Armstrong, who commanded the historic Apollo 11 moon landing mission in July 1969, criticized what he billed as an air of secrecy that preceded Obama’s February announcement which cancelled NASA’s Constellation program aiming for the moon. That plan, he told a Senate subcommittee, was a surprise to many among NASA, academia and the military.

“A plan that was invisible to so many was likely contrived by a very small group in secret who persuaded the President that this was a unique opportunity to put his stamp on a new and innovative program,” Armstrong, 79, said in a statement to a Senate subcommittee reviewing NASA’s new space plan. “I believe the President was poorly advised”…

Armstrong and fellow Apollo astronauts Jim Lovell (Apollo 13 commander) and Eugene Cernan, who commanded Apollo 17 and was the last man to walk on the moon, have publicly denounced NASA’s new space exploration plan.

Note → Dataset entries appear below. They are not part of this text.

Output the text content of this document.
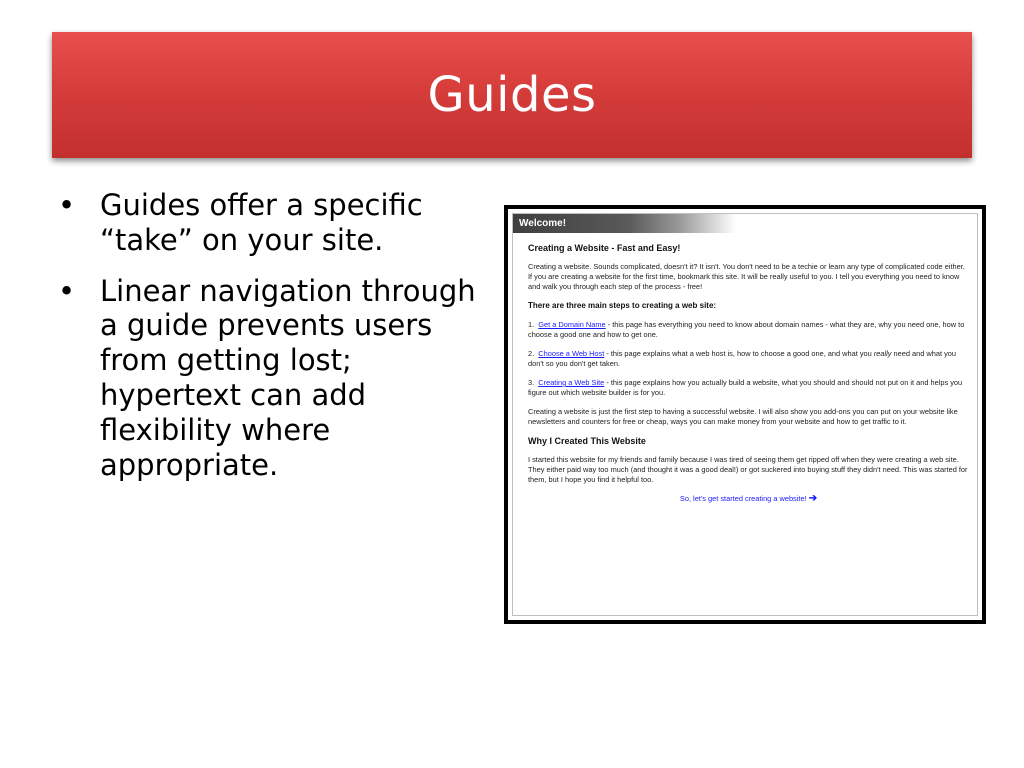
Guides
• Guides offer a specific “take” on your site.
• Linear navigation through a guide prevents users from getting lost; hypertext can add flexibility where appropriate.
Welcome!
Creating a Website - Fast and Easy!

Creating a website. Sounds complicated, doesn't it? It isn't. You don't need to be a techie or learn any type of complicated code either. If you are creating a website for the first time, bookmark this site. It will be really useful to you. I tell you everything you need to know and walk you through each step of the process - free!

There are three main steps to creating a web site:

1. Get a Domain Name - this page has everything you need to know about domain names - what they are, why you need one, how to choose a good one and how to get one.

2. Choose a Web Host - this page explains what a web host is, how to choose a good one, and what you really need and what you don't so you don't get taken.

3. Creating a Web Site - this page explains how you actually build a website, what you should and should not put on it and helps you figure out which website builder is for you.

Creating a website is just the first step to having a successful website. I will also show you add-ons you can put on your website like newsletters and counters for free or cheap, ways you can make money from your website and how to get traffic to it.

Why I Created This Website

I started this website for my friends and family because I was tired of seeing them get ripped off when they were creating a web site. They either paid way too much (and thought it was a good deal!) or got suckered into buying stuff they didn't need. This was started for them, but I hope you find it helpful too.

So, let's get started creating a website! ➔
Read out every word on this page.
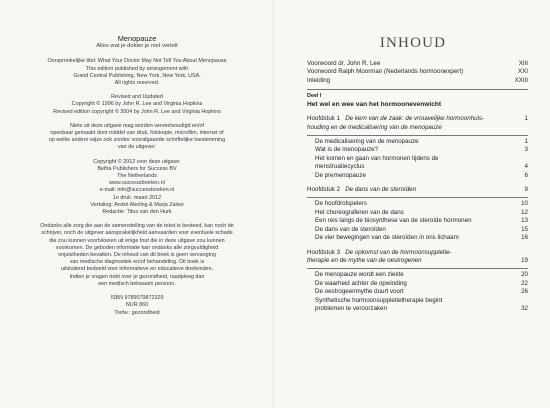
Menopauze
Alles wat je dokter je niet vertelt
Oorspronkelijke titel: What Your Doctor May Not Tell You About Menopause
This edition published by arrangement with
Grand Central Publishing, New York, New York, USA.
All rights reserved.
Revised and Updated
Copyright © 1996 by John R. Lee and Virginia Hopkins
Revised edition copyright © 2004 by John R. Lee and Virginia Hopkins
Niets uit deze uitgave mag worden verveelvoudigd en/of
openbaar gemaakt door middel van druk, fotokopie, microfilm, internet of
op welke andere wijze ook zonder voorafgaande schriftelijke toestemming
van de uitgever.
Copyright © 2012 voor deze uitgave:
Belfra Publishers for Success BV
The Netherlands
www.successboeken.nl
e-mail: info@successboeken.nl
1e druk: maart 2012
Vertaling: André Abeling & Marja Zalevi
Redactie: Titus van den Hurk
Ondanks alle zorg die aan de samenstelling van de tekst is besteed, kan noch de
schrijver, noch de uitgever aansprakelijkheid aanvaarden voor eventuele schade
die zou kunnen voortvloeien uit enige fout die in deze uitgave zou kunnen
voorkomen. De geboden informatie kan ondanks alle zorgvuldigheid
onjuistheden bevatten. De inhoud van dit boek is geen vervanging
van medische diagnostiek en/of behandeling. Dit boek is
uitsluitend bedoeld voor informatieve en educatieve doeleinden.
Indien je vragen hebt over je gezondheid, raadpleeg dan
een medisch bekwaam persoon.
ISBN 9789079872329
NUR 860
Trefw.: gezondheid
INHOUD
Voorwoord dr. John R. Lee	XIII
Voorwoord Ralph Moorman (Nederlands hormoonexpert)	XXI
Inleiding	XXIII
Deel I
Het wel en wee van het hormoonevenwicht
Hoofdstuk 1 De kern van de zaak: de vrouwelijke hormoonhuis-
houding en de medicalisering van de menopauze
1
De medicalisering van de menopauze	1
Wat is de menopauze?	3
Het komen en gaan van hormonen tijdens de
menstruatiecyclus	4
De premenopauze	6
Hoofdstuk 2 De dans van de steroïden	9
De hoofdrolspelers	10
Het choreograferen van de dans	12
Een reis langs de biosynthese van de steroïde hormonen	13
De dans van de steroïden	15
De vier bewegingen van de steroïden in ons lichaam	16
Hoofdstuk 3 De opkomst van de hormoonsuppletie-
therapie en de mythe van de oestrogenen	19
De menopauze wordt een ziekte	20
De waarheid achter de opwinding	22
De oestrogeenmythe duurt voort	26
Synthetische hormoonsuppletietherapie begint
problemen te veroorzaken	32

They called it “devastating” in a statement sent to the media last month.

Cernan also spoke before the Senate subcommittee.

“We (Armstrong, Lovell and myself) have come to the unanimous conclusion that this budget proposal presents no challenges, has no focus, and in fact is a blueprint for a mission to ‘nowhere,’” Cernan said in a statement.

Armstrong and Lovell and Cernan are among the luminaries of NASA’s history, and are presumably above petty political maneuvering and bureaucratic sniping. The scenario described reeks of what seems to be Obama’s style: Commands and micromanagement from elite, isolated, self-assured, ignorant leadership, turning a deaf ear to the real world and its inhabitants.

(By the way, it’s fair to be suspicious of knee-jerk NASA boosters as well, who may likewise not care whether NASA gets results, as long as money is spent in their districts. But, as I say, Armstrong and Lovell and Cernan don’t fall into that category.)

I recall a certain “Star Trek” contingent that welcomed Obama as one of their own. Even I felt that Obama was geeky enough to sincerely believe in the space program, and that it would perhaps be well-tended on his watch. But, no, NASA seems to be merely another aspect of America that must be diminished.